NON TERMINATION AND RETURN OF DOCUMENTS
Within 60 days after the termination of this action, including all appeals, each receiving
party must return all confidential material to the producing party, including all copies, extracts
and summaries thereof. Alternatively, the parties may agree upon appropriate methods of
Notwithstanding this provision, counsel are entitled to retain one archival copy of all
documents filed with the court, trial, deposition, and hearing transcripts, correspondence,
deposition and trial exhibits, expert reports, attorney work product, and consultant and expert
work product, even if such materials contain confidential material.
The confidentiality obligations imposed by this agreement shall remain in effect until a
designating party agrees otherwise in writing or a court orders otherwise.
IT IS SO STIPULATED, THROUGH COUNSEL OF RECORD.
DATED: November 2, 2017.
GORDON & REES LLP
By: s/ John V. Leary
Allen W. Estes, III, WSBA# 34526
John V. Leary, WSBA # 36345
701 Fifth Avenue, Suite 2100
Seattle, WA 98104
Telephone: (206) 659-5100
Attorneys for Lok Home
DATED: November 2, 2017.
TOUSLEY BRAIN STEPHENS PLLC
By: s/ James Bulthuis
Jason T. Dennett, WSBA #30686
James Bulthuis, WSBA #44089
1700 Seventh Avenue, Suite 2200
Seattle, Washington 98101
Attorneys for Jeremy LeBreton
PURSUANT TO STIPULATION, IT IS SO ORDERED.
IT IS FURTHER ORDERED that pursuant to Fed. R. Evid. 502(d), the production of any
documents in this proceeding shall not, for the purposes of this proceeding or any other
proceeding in any other court, constitute a waiver by the producing party of any privilege
applicable to those documents, including the attorney-client privilege, attorney work-product
protection, or any other privilege or protection recognized by law.
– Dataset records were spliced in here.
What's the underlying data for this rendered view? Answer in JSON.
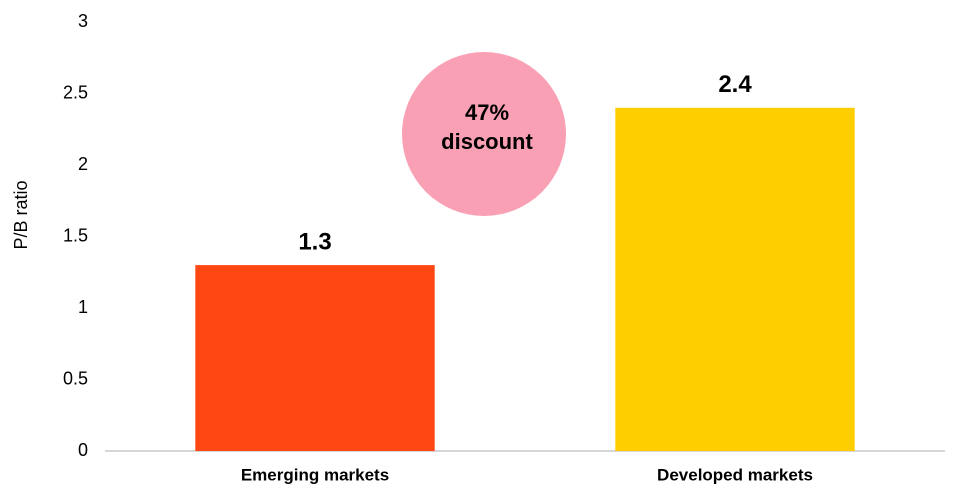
{
  "chart_data": {
    "type": "bar",
    "categories": [
      "Emerging markets",
      "Developed markets"
    ],
    "values": [
      1.3,
      2.4
    ],
    "colors": [
      "#ff4713",
      "#ffce00"
    ],
    "ylabel": "P/B ratio",
    "ylim": [
      0,
      3
    ],
    "yticks": [
      0,
      0.5,
      1,
      1.5,
      2,
      2.5,
      3
    ],
    "grid": false,
    "annotation": [
      "47%",
      "discount"
    ],
    "annotation_color": "#f9a0b4"
  }
}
DATED this 7th day of November 2017.
RICARDO S. MARTINEZ
CHIEF UNITED STATES DISTRICT JUDGE
ACKNOWLEDGMENT AND AGREEMENT TO BE BOUND
____________________________________ [print or type full address], declare under penalty
of perjury that I have read in its entirety and understand the Stipulated Protective Order that was
issued by the United States District Court for the Western District of Washington on _________
in the case of Lok Home v. Jeremy LeBreton and Does 1-10, U.S.D.C. for the Western District
of Washington case no.: 16-cv-1535-RSM. I agree to comply with and to be bound by all the
terms of this Stipulated Protective Order and I understand and acknowledge that failure to so
comply could expose me to sanctions and punishment in the nature of contempt. I solemnly
promise that I will not disclose in any manner any information or item that is subject to this
Stipulated Protective Order to any person or entity except in strict compliance with the provisions
of this Order.
I further agree to submit to the jurisdiction of the United States District Court for the
Western District of Washington for the purpose of enforcing the terms of this Stipulated
Protective Order, even if such enforcement proceedings occur after termination of this action.